Dua Nasihat Untuk Pergaulan
Oleh: Dr H Syarif Husain SAg MSi Dosen/Widyaiswara Balai Diklat Keagamaan Palembang--
Kalian harus bergaul dengan para ulama dan mendengarkan nasihat para hukama, karena Allah Swt, menghidupkan hati yang mati dengan cahaya hikmah (ilmu yang bermanfaat), sebagaimana Dia menghidupkan tanah yang tandus dengan air hujan (HR. Thabrani)
SUMATERAEKSPRES.ID - DALAM pembahasan asbaabul wurudh al-hadits, pembahasan tentang keutamaan ulama dan majelis-majelisnya, bahwa Rasulullah mendahului sabdanya tersebut di atas dengan mukaddimah bahwa Luqman memberikan nasihat, didikan, wejangan kepada puteranya, dengan hadits tersebut di atas. Sehingga dapat dimaknai dan diambil hikmahnya bagi kita.
BACA JUGA:Hiduplah Sesuka Sesungguhnya Engkau Akan Jadi Mayit
BACA JUGA:Hikmah Pergantian Tahun Baru Hijriyah
Pertama, apabila kita ingin bahagia dan selamat hidup di dunia, maka kita dianjurkan agar senantiasa dekat dan bergaul dengan para ulama. Dengan bergaul dan senantiasa dekat dengan para ulama, maka kita akan kecipratan kebaikan-kebaikan darinya.
Perumpamaan apabila kita bergaul dengan tukang jualan minyak wangi maka tentu kita pun akan kecipratan wanginya.
Begitulah halnya pula manakala kita bergaul dengan para ulama, tentu kita juga akan mendapatkan kebaikan-kebaikan darinya.

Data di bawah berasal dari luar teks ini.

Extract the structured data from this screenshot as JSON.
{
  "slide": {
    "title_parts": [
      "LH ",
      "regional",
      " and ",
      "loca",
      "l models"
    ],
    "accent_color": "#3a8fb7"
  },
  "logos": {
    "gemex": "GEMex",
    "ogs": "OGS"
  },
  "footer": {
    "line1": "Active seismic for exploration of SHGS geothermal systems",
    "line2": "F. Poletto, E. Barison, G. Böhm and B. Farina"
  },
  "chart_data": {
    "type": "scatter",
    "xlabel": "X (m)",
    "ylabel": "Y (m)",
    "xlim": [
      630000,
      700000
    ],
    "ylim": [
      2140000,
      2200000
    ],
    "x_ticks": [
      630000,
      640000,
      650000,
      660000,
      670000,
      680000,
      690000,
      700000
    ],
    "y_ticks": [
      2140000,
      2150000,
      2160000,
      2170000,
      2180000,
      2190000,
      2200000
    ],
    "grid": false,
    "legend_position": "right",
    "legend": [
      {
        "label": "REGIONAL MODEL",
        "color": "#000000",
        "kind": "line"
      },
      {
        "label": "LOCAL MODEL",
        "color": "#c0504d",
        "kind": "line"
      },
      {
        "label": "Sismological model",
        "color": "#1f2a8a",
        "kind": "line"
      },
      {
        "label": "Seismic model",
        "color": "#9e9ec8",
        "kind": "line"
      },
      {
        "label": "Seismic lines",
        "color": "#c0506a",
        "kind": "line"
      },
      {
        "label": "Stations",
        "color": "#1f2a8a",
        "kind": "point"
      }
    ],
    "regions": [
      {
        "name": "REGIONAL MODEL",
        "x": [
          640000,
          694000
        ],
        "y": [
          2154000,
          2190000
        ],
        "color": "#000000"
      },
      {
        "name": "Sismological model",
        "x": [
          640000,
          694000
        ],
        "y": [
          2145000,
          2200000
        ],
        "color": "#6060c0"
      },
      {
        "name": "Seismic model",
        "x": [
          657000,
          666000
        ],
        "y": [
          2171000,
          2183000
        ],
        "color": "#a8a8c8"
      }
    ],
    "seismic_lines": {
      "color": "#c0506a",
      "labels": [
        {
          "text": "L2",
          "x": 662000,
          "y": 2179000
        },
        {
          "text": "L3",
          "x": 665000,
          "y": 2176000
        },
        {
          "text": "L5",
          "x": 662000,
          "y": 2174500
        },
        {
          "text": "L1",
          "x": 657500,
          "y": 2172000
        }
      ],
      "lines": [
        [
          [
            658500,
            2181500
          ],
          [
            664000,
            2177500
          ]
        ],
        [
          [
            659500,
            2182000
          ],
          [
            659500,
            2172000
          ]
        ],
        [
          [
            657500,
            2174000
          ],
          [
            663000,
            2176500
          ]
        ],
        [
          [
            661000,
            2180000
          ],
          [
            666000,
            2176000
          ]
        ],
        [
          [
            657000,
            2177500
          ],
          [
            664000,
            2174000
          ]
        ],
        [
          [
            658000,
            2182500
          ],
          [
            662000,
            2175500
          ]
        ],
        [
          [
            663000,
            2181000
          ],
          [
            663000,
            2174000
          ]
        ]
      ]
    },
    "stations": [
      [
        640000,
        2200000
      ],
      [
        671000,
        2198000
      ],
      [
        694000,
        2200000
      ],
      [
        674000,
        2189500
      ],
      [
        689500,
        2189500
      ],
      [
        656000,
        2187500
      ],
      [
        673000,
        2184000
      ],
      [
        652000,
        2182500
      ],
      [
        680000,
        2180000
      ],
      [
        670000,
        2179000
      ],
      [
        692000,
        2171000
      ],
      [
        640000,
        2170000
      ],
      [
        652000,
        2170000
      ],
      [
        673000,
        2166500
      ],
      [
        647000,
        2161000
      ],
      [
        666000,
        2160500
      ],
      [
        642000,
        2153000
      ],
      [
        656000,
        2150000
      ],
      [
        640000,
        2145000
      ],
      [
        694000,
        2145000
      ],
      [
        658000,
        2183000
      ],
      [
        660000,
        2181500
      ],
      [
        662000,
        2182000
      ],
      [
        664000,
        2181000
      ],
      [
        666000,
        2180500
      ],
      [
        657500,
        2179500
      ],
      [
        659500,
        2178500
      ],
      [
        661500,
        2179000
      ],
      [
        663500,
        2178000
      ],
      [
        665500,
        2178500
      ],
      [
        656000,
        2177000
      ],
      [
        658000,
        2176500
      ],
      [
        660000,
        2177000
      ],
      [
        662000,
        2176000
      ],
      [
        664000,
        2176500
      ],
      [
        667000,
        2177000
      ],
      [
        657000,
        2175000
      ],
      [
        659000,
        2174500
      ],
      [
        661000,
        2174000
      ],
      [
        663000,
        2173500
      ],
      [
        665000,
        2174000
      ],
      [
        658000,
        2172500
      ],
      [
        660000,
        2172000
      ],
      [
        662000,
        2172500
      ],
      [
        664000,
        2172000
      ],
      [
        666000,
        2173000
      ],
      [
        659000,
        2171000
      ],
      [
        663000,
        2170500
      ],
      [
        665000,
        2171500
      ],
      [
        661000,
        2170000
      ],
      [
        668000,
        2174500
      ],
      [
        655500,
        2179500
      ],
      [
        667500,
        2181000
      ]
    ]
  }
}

Perumpamaan seperti ini pernah dikemukakan ulama terkenal pada akhir abad kedua hijriyah Hasan Al-Bashri, kata beliau bahwa orang alim itu memiliki keutamaan yang agung di sisi Allah.
Suara goresan penanya adalah tasbih, kitab karyanya adalah ilmu, memandang wajahnya adalah ibadah, tinta penanya setara dengan darahnya orang mati syahid.Nanti di Akhirat bakal dikumpulkan bersama para Anbiya.
Utamakanlah bergaul dengan ulama yang lurus. Apabila kita tidak mengetahui tentang segala sesuatu yang berurusan dengan keimanan, syariat bahkan muamalah, bertanyalah pada mereka.
Kita tauladani sunnah sebagaimana dalam hadits riwayat Imam Thabrani Rasulullah Saw, bersabda: Bergaullah dengan para tokoh dan bertanyalah kepada para ulama serta bersahabatlah dengan orang-orang bijak. (HR. Imam Thabrani).
Dalam memaknai dua hadits tersebut di atas sesungguhnya mengandung maksud bahwa ketiga-tiganya, baik itu para tokoh, para ulama dan orang-orang bijak adalah dikategorikan semuanya sebagai ulama.
Dengan rincian tingkatan bahwa ulama-ulama yang menguasai hukum-hukum Allah adalah ulama yang yang banyak mengeluarkan fatwa dengan permasalahan yang berkaitan dengan hukum-hukum syar’ie.
Adapun ulama yang menguasai ilmu-ilmu tentang Dzat-dzat Allah, (al-Asma’ wa shifat), atau yang lebih utama disebut ilmu makrifat, itulah mereka disebut hukama.